Die diesjährige Ausgabe der Sicherheitskonferenz Black Hat USA beginnt am 21. Juli und findet wie üblich in Las Vegas statt. Unter den Vortragenden werden auch Phil Purviance und Joshua Brashars sein, Sicherheitsforscher bei AppSec Consulting. In ihrem Vortrag "Blended Threats and JavaScript: A Plan for Permanent Network Compromise" wollen sie ein bereits 2006 an gleicher Stelle präsentiertes Problem aufgreifen. Damals berichteten Jeremiah Grossman und Robert Hansen über Möglichkeiten Router von außen zu manipulieren, indem man den Zugriff als von innen kommend tarnt. Sie haben ihre damalige, als CSRF-Angriff (Cross-Site Request Forgery) bekannte Methode nicht weiterentwickelt, andere hingegen schon. Ist bislang noch ein gerütteltes Maß an Social Engineering nötig, um den Benutzer zur Eingabe des Router-Passworts zu bewegen, wollen Purviance und Brashars nun zeigen, dass es auch ohne geht.

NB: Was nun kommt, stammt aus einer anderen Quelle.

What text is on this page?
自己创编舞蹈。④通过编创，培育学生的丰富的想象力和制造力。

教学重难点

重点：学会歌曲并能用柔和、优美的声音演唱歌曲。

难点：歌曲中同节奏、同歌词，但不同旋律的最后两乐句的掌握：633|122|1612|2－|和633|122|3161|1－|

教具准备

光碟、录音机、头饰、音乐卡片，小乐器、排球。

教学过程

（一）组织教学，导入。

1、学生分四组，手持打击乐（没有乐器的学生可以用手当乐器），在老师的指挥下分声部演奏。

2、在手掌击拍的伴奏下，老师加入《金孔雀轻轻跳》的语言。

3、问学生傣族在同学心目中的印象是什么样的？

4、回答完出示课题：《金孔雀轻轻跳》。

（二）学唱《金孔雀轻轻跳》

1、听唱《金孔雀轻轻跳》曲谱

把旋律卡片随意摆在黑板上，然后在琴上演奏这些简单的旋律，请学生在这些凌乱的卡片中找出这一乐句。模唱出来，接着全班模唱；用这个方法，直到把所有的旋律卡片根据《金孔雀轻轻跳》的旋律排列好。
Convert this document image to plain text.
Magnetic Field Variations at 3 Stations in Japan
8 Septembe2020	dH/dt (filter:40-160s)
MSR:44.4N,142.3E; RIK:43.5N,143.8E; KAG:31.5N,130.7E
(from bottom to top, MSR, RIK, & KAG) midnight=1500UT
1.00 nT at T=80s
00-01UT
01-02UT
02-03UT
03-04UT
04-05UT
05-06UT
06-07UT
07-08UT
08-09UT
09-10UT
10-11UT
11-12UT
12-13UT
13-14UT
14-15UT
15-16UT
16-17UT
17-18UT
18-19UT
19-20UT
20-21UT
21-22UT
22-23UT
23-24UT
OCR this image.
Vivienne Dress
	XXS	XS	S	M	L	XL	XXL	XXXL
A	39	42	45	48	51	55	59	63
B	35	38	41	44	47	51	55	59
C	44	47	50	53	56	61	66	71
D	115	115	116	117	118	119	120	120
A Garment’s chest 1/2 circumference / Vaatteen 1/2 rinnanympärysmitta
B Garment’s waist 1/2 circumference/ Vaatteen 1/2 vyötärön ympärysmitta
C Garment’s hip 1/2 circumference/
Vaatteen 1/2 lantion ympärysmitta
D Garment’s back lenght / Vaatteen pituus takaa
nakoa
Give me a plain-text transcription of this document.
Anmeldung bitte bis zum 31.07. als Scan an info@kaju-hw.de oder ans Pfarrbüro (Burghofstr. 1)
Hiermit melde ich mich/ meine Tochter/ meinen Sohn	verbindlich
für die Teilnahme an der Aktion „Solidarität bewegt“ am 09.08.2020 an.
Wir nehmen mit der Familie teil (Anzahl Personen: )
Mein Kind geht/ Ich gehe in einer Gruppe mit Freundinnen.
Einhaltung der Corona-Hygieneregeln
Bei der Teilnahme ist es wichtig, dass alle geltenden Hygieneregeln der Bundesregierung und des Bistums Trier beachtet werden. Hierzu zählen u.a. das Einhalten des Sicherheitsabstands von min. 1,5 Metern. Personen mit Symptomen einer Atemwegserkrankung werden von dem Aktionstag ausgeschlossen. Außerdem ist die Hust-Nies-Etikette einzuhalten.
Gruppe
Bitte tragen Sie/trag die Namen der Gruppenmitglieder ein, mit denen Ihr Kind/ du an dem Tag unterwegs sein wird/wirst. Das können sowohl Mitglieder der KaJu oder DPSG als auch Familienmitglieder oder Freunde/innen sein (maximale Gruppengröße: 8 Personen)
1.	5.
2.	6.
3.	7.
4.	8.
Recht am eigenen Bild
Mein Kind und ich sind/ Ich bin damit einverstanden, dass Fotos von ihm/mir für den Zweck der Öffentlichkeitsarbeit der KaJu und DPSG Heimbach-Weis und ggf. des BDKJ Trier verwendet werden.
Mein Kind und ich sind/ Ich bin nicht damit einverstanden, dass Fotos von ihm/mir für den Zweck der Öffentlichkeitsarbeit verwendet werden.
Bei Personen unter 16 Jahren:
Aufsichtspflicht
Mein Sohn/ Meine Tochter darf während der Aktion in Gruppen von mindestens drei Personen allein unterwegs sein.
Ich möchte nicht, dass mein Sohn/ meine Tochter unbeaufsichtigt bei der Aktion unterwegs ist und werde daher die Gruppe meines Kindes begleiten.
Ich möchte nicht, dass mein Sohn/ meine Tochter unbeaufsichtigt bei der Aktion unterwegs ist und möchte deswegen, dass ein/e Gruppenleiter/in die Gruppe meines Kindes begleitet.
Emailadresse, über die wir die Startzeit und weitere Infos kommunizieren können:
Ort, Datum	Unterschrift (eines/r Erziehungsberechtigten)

Wie das funktionieren soll, bleibt einstweilen offen. Klar ist, dass der Router quasi von innerhalb des lokalen Netzwerks angegriffen wird, denn der Javascript-Code wird zwar von einer Web-Seite im Internet geladen, aber im Browser des Benutzers ausgeführt. Praktisch alle Router, die in privaten Haushalten und kleinen Firmen eingesetzt werden, verfügen über eine Web-basierte Oberfläche für die Konfiguration, die meist nur über die LAN-Schnittstellen des Geräts erreichbar ist. Die Forscher nutzen die neuen Möglichkeiten, die HTML 5 bietet, um eine Binärdatei, etwa einen Firmware-Patch, in den Router einzuschleusen.Damit wären der Router und das lokale Netzwerk kompromittiert - jegliche Anfrage, die ein Rechner ins Internet sendet, sowie jede Antwort darauf könnte durch den Router manipuliert werden. Grossman und Hansen haben nach eigenen Angaben seit 2006 auf die Browser-Hersteller eingeredet, um zu erreichen, dass Browser solche CSRF-Angriffe ausfiltern. Doch bislang hat sich auf diesem Gebiet nichts getan. Schutz bieten jedoch Browser-Erweiterungen wie Noscript für Firefox, das Javascript zunächst gänzlich blockiert, aber auch Schutzmaßnahmen gegen spezielle Angriffe wie XSS (Cross-Site Scripting) oder CSRF enthält.